Mary Arnold, a 52-year-old Englewood woman, was barely moving with the help of a cane when she found out that the team from Operation Walk – Denver would give her a free hip replacement.
“I realized about four years ago that I probably would need a hip replacement,” she said. “As the years went on, I got worse and worse. The last four months, it’s been excruciating pain.
“I thought to myself, what’s going to happen to me if I cannot get surgery? I imagined myself just falling one day, breaking my hip and then I’d have to be in a wheelchair the rest of my life, because without insurance, I didn’t think anybody would probably touch me.
“When I got the call from the mission,” Arnold continued, “and they said it would be absolutely free, I literally started crying. I’m pretty blessed.”
When Arnold first learned she might need the surgery, she had a well-paying job and health insurance, and figured she was covered. Then came the recession.

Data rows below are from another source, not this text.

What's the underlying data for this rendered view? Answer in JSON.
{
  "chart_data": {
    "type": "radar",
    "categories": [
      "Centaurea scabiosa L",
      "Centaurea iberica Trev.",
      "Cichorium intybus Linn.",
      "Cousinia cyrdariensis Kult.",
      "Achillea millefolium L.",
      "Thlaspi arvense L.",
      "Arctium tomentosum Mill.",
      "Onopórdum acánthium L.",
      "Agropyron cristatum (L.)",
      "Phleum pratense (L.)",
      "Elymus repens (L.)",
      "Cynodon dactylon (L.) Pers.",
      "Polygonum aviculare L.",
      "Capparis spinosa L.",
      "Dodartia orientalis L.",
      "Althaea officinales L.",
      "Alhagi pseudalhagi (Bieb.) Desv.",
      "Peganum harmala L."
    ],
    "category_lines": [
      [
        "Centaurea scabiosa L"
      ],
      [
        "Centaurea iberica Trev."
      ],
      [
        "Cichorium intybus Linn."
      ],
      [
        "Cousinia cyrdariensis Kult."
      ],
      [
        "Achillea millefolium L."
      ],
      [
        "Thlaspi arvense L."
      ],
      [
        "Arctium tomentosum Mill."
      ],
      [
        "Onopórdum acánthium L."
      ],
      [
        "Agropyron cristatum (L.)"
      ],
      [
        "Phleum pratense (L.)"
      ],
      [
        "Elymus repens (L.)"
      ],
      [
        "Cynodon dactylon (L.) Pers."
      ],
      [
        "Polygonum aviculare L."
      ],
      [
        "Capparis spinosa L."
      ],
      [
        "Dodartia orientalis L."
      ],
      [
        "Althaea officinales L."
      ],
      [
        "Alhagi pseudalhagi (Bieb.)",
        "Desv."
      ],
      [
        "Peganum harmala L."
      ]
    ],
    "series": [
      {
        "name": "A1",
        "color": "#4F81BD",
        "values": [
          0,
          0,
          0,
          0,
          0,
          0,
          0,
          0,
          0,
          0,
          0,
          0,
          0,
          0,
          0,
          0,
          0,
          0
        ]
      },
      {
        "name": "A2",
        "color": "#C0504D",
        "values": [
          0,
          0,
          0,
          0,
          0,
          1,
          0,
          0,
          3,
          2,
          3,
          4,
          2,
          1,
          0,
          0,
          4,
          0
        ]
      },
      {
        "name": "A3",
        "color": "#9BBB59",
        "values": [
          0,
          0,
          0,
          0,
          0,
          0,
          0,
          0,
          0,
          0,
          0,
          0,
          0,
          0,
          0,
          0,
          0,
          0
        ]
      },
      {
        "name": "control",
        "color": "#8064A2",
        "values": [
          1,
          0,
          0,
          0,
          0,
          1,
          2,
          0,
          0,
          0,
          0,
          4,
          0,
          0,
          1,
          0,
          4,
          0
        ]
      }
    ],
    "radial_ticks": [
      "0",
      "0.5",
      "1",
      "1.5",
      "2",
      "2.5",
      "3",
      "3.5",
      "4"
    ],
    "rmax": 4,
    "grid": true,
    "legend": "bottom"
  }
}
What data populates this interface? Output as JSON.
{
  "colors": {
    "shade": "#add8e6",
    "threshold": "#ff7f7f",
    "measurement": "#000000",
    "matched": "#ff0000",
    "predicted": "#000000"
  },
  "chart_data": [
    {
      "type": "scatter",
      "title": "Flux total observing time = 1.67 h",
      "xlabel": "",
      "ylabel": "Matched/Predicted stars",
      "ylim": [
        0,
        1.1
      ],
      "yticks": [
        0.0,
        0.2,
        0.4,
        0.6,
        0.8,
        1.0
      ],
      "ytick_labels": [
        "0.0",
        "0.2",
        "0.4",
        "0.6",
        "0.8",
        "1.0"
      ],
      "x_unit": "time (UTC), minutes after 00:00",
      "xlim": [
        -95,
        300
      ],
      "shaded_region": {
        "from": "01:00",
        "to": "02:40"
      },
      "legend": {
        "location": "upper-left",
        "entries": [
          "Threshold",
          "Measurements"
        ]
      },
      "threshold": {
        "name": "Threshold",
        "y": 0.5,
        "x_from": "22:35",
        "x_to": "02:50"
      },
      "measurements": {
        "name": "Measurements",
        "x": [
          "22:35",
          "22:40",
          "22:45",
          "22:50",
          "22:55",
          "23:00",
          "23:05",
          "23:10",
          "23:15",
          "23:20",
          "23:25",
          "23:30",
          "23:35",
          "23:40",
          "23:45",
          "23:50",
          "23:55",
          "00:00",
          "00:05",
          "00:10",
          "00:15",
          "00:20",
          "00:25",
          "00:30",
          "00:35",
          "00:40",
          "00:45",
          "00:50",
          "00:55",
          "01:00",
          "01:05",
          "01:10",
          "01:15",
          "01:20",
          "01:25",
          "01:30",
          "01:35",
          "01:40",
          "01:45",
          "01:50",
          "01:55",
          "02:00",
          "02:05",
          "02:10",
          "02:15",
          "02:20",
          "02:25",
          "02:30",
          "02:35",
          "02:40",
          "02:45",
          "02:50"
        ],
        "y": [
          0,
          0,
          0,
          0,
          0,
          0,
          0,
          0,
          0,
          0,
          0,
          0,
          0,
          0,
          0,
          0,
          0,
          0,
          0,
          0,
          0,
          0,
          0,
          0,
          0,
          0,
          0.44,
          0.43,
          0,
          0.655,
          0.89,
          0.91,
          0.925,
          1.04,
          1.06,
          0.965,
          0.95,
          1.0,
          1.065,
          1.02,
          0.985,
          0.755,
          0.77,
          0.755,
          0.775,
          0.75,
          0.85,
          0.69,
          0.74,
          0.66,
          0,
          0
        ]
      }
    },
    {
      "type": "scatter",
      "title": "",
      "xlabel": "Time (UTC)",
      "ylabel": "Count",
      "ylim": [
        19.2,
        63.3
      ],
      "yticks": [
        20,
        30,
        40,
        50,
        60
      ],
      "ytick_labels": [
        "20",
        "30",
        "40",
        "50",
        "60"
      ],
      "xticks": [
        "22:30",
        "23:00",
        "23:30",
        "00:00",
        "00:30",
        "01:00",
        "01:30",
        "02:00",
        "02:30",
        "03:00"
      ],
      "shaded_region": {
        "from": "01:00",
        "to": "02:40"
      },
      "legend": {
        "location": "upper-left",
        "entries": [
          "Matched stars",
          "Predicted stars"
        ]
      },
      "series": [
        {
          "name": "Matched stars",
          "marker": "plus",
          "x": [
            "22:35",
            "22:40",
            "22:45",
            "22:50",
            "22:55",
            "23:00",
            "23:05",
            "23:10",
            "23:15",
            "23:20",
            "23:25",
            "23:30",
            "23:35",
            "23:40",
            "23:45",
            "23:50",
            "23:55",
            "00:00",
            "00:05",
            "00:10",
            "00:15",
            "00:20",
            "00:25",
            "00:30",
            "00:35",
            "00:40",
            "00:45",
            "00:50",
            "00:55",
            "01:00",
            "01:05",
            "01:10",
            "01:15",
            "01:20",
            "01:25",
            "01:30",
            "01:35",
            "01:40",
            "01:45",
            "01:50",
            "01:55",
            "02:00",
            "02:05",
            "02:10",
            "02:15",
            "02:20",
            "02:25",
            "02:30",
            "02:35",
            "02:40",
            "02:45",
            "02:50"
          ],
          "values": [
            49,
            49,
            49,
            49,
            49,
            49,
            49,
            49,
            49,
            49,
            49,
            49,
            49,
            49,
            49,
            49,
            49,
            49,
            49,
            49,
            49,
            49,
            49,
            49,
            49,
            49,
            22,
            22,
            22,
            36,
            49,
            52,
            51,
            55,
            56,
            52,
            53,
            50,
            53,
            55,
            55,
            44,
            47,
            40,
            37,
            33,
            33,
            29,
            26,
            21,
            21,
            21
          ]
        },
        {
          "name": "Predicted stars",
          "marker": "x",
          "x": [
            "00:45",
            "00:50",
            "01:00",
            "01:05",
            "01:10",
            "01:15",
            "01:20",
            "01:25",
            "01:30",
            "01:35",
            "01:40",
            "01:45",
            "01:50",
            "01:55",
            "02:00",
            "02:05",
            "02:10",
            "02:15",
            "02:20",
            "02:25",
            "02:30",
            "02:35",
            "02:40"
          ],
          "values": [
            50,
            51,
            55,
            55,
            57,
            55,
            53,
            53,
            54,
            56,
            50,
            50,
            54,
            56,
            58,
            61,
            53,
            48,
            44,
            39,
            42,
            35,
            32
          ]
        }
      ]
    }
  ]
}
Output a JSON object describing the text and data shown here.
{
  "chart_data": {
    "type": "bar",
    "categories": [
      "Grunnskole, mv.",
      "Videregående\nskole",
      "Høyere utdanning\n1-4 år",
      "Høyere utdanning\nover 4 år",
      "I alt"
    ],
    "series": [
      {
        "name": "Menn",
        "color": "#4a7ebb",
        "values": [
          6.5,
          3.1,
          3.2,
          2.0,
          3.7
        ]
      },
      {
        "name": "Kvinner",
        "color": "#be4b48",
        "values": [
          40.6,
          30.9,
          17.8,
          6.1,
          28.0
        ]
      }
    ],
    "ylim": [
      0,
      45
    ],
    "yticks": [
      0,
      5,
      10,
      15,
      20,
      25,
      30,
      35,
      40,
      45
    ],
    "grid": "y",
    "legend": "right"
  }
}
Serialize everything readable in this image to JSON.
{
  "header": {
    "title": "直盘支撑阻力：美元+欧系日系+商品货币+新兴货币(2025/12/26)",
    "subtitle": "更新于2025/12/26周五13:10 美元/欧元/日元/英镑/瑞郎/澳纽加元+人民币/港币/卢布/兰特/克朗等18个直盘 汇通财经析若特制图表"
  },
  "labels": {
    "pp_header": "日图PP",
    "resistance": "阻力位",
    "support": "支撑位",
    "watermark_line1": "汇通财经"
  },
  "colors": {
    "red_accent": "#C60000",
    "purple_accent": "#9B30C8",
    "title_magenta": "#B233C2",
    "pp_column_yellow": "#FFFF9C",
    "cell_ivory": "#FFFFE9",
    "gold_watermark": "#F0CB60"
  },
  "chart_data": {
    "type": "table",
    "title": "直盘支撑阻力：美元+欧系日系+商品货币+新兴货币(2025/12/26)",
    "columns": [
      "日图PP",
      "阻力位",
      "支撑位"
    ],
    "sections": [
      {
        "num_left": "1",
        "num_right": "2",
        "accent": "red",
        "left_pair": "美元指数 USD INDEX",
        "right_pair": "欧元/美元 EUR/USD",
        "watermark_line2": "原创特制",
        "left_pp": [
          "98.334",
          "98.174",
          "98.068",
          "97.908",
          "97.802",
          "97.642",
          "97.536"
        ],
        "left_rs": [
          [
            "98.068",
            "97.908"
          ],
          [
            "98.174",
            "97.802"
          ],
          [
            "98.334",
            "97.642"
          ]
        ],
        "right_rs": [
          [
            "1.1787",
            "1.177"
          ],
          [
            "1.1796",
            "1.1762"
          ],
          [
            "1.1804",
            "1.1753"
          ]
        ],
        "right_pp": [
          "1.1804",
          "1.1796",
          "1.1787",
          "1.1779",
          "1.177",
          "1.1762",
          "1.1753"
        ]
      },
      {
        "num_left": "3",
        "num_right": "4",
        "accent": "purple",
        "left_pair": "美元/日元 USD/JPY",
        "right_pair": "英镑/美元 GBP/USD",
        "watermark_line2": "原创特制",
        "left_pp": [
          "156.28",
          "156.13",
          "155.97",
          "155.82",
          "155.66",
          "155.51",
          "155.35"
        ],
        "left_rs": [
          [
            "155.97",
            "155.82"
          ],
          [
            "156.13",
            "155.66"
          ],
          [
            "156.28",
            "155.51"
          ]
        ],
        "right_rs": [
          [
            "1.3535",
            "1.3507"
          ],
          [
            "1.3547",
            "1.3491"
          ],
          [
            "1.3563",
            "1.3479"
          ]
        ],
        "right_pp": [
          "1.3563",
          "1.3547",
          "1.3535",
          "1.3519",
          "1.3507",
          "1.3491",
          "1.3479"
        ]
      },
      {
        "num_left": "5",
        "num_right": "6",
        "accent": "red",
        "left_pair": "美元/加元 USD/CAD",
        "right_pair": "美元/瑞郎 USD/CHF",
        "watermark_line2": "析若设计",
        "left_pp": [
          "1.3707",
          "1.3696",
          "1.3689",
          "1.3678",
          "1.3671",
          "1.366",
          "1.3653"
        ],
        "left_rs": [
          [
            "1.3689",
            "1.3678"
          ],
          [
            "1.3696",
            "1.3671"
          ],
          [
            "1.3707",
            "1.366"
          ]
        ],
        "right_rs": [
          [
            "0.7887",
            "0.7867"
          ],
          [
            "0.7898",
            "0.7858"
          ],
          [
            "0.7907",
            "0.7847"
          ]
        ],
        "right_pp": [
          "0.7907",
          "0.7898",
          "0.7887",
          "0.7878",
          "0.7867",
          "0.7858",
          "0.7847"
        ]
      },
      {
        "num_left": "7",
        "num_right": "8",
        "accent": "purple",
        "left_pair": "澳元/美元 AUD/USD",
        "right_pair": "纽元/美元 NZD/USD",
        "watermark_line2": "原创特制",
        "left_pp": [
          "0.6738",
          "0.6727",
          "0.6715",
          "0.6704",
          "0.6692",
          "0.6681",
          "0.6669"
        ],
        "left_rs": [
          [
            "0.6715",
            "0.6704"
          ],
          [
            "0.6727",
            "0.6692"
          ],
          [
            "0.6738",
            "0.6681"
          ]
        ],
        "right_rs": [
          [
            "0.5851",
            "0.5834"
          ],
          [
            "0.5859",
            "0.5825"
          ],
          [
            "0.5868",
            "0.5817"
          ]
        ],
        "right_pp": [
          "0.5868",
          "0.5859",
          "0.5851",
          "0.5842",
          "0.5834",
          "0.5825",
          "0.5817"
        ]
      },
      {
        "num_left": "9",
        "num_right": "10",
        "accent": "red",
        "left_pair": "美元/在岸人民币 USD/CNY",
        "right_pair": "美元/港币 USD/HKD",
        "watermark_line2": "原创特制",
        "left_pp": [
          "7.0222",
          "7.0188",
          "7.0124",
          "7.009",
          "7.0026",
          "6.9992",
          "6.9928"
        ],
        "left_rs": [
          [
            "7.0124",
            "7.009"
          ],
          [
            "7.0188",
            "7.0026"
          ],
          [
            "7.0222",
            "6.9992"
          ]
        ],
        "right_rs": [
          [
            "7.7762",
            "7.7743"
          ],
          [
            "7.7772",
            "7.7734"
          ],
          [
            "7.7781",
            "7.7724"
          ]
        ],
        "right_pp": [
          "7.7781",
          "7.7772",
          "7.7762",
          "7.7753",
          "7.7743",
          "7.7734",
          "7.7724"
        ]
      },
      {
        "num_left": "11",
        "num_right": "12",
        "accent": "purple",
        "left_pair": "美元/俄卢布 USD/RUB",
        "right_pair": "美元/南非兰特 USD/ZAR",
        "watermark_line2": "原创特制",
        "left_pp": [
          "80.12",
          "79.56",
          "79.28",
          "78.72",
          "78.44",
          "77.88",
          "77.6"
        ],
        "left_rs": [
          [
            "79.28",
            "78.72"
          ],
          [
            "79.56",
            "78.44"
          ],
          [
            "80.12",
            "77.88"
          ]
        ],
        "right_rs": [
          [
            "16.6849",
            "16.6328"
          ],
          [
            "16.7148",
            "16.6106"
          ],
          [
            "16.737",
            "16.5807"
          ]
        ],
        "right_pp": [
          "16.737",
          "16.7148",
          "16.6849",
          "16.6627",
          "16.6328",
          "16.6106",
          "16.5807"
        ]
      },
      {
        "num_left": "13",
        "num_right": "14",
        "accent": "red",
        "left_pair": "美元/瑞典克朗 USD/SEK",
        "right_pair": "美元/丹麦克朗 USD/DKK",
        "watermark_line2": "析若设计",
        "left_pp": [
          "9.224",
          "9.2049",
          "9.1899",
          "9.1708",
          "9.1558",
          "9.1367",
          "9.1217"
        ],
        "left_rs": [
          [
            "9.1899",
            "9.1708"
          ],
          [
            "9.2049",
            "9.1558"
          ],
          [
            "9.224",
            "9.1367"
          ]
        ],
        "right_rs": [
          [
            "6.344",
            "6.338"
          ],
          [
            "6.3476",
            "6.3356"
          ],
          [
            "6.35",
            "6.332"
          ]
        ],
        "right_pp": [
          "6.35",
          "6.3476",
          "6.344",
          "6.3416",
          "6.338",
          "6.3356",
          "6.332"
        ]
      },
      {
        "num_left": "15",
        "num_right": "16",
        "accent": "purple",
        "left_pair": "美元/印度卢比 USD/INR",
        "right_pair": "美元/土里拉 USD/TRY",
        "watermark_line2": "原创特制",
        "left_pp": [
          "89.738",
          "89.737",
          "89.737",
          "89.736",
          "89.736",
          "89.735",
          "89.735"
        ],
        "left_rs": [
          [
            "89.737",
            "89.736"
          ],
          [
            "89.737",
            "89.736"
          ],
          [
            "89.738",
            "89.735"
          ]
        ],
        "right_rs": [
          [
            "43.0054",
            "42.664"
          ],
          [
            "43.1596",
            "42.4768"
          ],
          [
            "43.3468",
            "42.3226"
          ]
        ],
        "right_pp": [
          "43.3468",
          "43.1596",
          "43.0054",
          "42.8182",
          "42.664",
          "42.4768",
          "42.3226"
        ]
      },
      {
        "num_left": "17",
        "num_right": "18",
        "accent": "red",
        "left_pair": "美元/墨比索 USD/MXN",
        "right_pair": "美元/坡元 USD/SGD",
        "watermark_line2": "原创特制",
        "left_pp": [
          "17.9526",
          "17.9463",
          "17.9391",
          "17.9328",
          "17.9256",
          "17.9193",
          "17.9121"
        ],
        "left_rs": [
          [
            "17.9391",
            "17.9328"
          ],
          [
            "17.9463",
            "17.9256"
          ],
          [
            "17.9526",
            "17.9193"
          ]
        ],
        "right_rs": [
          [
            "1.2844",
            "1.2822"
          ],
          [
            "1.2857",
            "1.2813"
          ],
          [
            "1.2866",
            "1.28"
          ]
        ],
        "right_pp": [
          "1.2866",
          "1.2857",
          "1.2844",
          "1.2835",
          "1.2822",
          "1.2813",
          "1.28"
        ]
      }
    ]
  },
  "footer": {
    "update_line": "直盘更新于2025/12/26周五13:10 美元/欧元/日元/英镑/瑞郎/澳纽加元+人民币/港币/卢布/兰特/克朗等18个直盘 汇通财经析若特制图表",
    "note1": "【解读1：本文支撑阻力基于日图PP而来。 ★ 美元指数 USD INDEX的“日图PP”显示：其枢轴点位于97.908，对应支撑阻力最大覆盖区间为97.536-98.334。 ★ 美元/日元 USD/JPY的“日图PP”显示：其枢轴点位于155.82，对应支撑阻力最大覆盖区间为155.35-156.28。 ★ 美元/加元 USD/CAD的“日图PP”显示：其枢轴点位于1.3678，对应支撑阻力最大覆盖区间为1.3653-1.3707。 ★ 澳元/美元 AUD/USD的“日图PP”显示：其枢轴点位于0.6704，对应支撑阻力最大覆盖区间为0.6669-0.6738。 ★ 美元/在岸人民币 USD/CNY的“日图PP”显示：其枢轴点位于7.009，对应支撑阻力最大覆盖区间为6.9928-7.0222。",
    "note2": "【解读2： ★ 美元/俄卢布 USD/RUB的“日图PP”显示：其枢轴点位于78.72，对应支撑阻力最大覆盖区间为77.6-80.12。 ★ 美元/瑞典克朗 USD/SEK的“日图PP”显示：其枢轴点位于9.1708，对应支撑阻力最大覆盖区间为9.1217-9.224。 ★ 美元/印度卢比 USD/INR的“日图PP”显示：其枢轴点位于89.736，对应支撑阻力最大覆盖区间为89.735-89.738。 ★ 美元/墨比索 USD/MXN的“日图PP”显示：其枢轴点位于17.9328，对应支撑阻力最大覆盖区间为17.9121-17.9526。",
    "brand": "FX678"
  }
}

She was laid off, ran through her savings, and finally started collecting scrap metal to recycle. She could not afford health insurance. When her hip degeneration reached the point where she could only walk with a cane, hauling refrigerators for a living proved impossible.
Just a few weeks after her free surgery, she’s pain-free. “I’m ready to jump up and down,” she said. But doctors told her to take it easy and let herself heal first.
The volunteer surgical team, part of Operation Walk America, typically travels to countries like Panama and Guatemala to provide the life-changing surgeries that allow patients to walk again. While there, they demonstrate the techniques to local surgeons. But this year they decided to help their neighbors.
In Colorado, with $200,000 in equipment and services donated – including the artificial joints themselves – the team asked patients to cover post-surgery prescriptions that cost about $30. “Some of our patients are struggling even to be able to do that,” said Dr. Dennis Douglas, one of the surgeons.
The team provided 10 new hips and knees to nine patients at Porter Hospital in Denver this month and hopes to offer the free surgery again in 2012, Douglas said.
“We’ll let people throughout the state of Colorado know that this program exists and give them some hope that they do have a chance to walk again,” Douglas said.
“Operation Walk Denver” can be reached at opwalkdenver.org.
Meanwhile, people in need of significant surgery who can afford insurance can now purchase coverage despite pre-existing conditions through gettinguscovered.org, a program of the state of Colorado. It is funded by the much-disputed federal health care law, which will be reviewed by the U.S. Supreme Court next year and could be overturned.